Oui, il y aura de plus en plus de production locale et décentralisée. Oui, les citoyens et collectivités voudront de plus en plus être acteurs. C’est le sens de l’histoire. Mais doit-on en déduire qu’il n’y aura plus besoin d’infrastructures ? Je ne suis pas ce raisonnement. L’addition d’approches autocentrées ne participe pas à quelque chose de cohérent, solidaire et mutualisé. Et cela pose la question de l’autonomie du territoire. Faut-il des territoires inégaux entre eux ? L’approche française, c’est le système péréqué, fondement de la cohésion territoriale et sociale.

Les réseaux ont été construits il y a un siècle non pas par rêve d’ingénieur mais pour les optimums économiques de transport d’électricité loin du lieu de production, justement dans un souci de gain collectif. Les EnR vont être de plus en plus présentes dans les parcs de production – le projet de loi de transition énergétique prévoit de porter leur production à 32% de notre consommation énergétique finale en 2030-, mais le problème de l’intermittence se posera toujours et il faudra les rendre solidaires au niveau régional et européen. C’est notamment l’enjeu de Linky.

Smart grid et autonomie : est-ce contradictoire ?

Au contraire ! Plus la production d’énergie sera diffuse, plus il faudra d’efficacité. Le réseau est un moyen formidable pour que les consommateurs consomment mieux et moins. Le réseau, ce ne sont pas que des câbles et des pylônes. C’est aussi un réseau intelligent de données, de flexibilité, d’adaptation, d’évolution du système énergétique.

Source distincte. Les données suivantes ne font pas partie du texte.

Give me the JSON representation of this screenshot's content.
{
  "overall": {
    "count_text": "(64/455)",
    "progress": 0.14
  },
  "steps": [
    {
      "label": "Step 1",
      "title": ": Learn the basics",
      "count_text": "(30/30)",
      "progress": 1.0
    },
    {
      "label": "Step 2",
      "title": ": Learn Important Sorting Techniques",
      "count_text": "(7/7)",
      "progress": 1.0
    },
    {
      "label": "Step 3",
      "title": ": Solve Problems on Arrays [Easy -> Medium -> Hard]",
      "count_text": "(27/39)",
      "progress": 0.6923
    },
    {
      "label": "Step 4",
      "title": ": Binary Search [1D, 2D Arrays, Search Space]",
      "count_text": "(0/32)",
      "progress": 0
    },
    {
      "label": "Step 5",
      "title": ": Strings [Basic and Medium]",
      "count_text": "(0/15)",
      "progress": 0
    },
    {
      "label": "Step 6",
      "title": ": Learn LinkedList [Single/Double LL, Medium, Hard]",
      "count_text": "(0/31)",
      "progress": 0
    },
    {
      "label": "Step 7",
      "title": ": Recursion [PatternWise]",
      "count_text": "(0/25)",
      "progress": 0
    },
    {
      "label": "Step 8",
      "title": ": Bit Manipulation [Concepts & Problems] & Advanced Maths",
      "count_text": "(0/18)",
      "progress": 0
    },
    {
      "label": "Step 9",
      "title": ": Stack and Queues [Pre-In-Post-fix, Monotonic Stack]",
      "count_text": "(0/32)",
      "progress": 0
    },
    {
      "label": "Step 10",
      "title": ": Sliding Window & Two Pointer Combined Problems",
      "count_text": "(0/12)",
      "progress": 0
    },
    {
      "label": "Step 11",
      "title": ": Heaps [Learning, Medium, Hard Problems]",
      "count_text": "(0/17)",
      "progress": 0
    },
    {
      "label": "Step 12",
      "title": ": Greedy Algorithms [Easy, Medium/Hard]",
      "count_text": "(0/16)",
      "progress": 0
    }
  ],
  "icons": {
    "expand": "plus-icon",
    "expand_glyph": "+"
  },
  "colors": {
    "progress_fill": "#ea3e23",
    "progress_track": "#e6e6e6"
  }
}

En France, 95% des EnR passent par le réseau de distribution d’électricité, via les 1,3 million kilomètres de lignes à rendre smart : c’est le vecteur premier de la transition énergétique. Nous préparons le mariage entre le réseau et le numérique : demain, les enjeux de flexibilité et de connexion numérique passeront donc par le réseau de distribution d’électricité.

Selon vos observations, que faut-il faire pour encourager des comportements plus économes en énergie ?

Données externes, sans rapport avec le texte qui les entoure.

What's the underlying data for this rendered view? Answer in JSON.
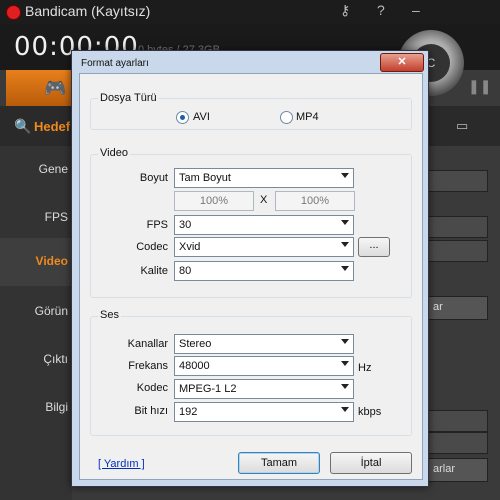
{
  "app": {
    "title": "Bandicam (Kayıtsız)",
    "timer": "00:00:00",
    "size": "0 bytes / 27.3GB",
    "rec_label": "C",
    "subheader": "Hedef p",
    "sidebar": [
      "Gene",
      "FPS",
      "Video",
      "Görün",
      "Çıktı",
      "Bilgi"
    ],
    "right_buttons": [
      "ar",
      "arlar"
    ],
    "key_icon": "⚷",
    "help_icon": "?",
    "min_icon": "–",
    "search_icon": "🔍",
    "gamepad_icon": "🎮",
    "pause_icon": "❚❚",
    "window_icon": "▭"
  },
  "dialog": {
    "title": "Format ayarları",
    "close": "✕",
    "file_type": {
      "group": "Dosya Türü",
      "avi": "AVI",
      "mp4": "MP4",
      "selected": "AVI"
    },
    "video": {
      "group": "Video",
      "size_label": "Boyut",
      "size_value": "Tam Boyut",
      "width_pct": "100%",
      "x_sep": "X",
      "height_pct": "100%",
      "fps_label": "FPS",
      "fps_value": "30",
      "codec_label": "Codec",
      "codec_value": "Xvid",
      "codec_more": "...",
      "quality_label": "Kalite",
      "quality_value": "80"
    },
    "audio": {
      "group": "Ses",
      "channels_label": "Kanallar",
      "channels_value": "Stereo",
      "freq_label": "Frekans",
      "freq_value": "48000",
      "freq_unit": "Hz",
      "codec_label": "Kodec",
      "codec_value": "MPEG-1 L2",
      "bitrate_label": "Bit hızı",
      "bitrate_value": "192",
      "bitrate_unit": "kbps"
    },
    "help": "[ Yardım ]",
    "ok": "Tamam",
    "cancel": "İptal"
  }
}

Une étape fondamentale est le déploiement du compteur communicant Linky. D’ici à fin 2021, 35 millions de compteurs seront déployés. C’est le plus grand programme mondial de déploiement de compteur communicant. Les citoyens pourront accéder à un portail en ligne pour suivre et comparer leur consommation dans le temps. Une meilleure connaissance de son profil de consommation : c’est la première pierre.

De plus, grâce à Linky on pourra changer de puissance souscrite presque instantanément. Les factures seront basées sur la consommation réelle, il sera possible de piloter à distance les appareils de la maison, et participer à des offres d’effacement pilotées par des acteurs du marché.

Par ailleurs, ERDF a mis en place 18 démonstrateurs sur le territoire pour préparer le réseau électrique de demain, maîtriser la consommation et intégrer les EnR. Parmi ceux-là, notons trois projets : Watt& Moi, Greenlys, NiceGrid.

Quels sont pour vous les composants de la révolution énergétique ?

Les réseaux ont déjà intégré pas mal d’intelligence. Les conditions de gestion et d’exploitation des réseaux vont évoluer vers un système plus dynamique. Il y aura plus de variabilité dans la production et dans la consommation notamment avec les nouveaux usages (mobilité, effacement). Le réseau est l’élément cardinal, le chef d’orchestre.

Cela positionne ERDF comme un enabler : ERDF se conçoit comme un facilitateur de marché dans la transition énergétique. L’idée n’est pas de préserver sa chasse gardée, mais de faciliter l’action des autres acteurs de l’énergie. D’où le rôle central du réseau. Le réseau de distribution est au cœur de la transition énergétique, il est le lieu physique de cette transition.